The first baby boxes in the country are being unveiled at two northern Indiana fire stations this week. The boxes act as incubators to protect babies abandoned under the state’s Safe Haven law, passed in 2015.
Indiana law allows parents of unwanted newborns to give up their babies at fire stations, police departments and hospitals. The Safe Haven Baby Boxes aim to keep those parents anonymous and their baby safe.

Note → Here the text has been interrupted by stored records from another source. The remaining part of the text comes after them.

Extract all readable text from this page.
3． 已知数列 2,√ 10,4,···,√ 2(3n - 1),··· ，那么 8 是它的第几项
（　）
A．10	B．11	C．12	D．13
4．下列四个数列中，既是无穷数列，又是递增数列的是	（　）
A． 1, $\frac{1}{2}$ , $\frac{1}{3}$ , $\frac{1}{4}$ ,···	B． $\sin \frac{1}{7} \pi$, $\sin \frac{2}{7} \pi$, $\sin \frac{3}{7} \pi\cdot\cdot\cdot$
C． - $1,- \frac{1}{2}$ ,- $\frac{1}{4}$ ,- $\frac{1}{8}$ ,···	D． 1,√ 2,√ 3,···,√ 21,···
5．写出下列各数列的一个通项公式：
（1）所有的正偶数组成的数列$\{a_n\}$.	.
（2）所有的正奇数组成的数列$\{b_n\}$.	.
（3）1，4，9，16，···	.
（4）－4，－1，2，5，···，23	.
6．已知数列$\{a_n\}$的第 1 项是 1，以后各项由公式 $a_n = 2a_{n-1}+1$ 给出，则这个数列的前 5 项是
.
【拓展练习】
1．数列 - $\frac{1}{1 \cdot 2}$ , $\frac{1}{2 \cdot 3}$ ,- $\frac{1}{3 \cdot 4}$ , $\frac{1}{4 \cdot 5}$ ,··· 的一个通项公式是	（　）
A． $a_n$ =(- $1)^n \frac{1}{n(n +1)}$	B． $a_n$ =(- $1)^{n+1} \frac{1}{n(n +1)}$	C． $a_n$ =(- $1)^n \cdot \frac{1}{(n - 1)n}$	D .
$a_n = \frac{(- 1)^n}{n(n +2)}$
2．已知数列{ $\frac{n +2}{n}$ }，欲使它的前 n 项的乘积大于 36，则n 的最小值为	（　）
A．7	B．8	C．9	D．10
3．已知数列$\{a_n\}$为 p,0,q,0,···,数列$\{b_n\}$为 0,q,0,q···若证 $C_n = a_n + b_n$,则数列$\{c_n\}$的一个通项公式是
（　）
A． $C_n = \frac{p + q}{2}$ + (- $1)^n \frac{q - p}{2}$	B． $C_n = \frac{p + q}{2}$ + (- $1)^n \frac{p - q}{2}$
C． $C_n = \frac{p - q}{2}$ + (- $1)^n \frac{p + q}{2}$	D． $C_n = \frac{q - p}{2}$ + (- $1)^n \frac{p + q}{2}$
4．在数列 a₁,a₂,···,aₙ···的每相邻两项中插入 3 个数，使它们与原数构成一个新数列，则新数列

Safe Haven Baby Box Founder Monica Kelsey got the idea for the boxes because she was abandoned at a hospital as a child. A number of European countries have advocated baby drop-off boxes for centuries, however.
Kelsey says as soon as someone opens one of the heated boxes, a 911 call is triggered.
“Before the child is even placed in the box we’re initiating fire and medical to come to this location,” she says.
Kelsey revealed the first baby box at a fire station in Woodburn, a suburb of Fort Wayne. Another volunteer fire department in Northern Indiana will unveil its baby box Thursday.
"Their fire station in the last 15 years has had 7 babies abandoned within a 5-mile radius of the fire station,” Kelsey says. “They were tired of finding dead babies.”
Kelsey says she’s focusing on installing Safe Haven Baby Boxes at other Indiana locations where people abandoned babies in the past.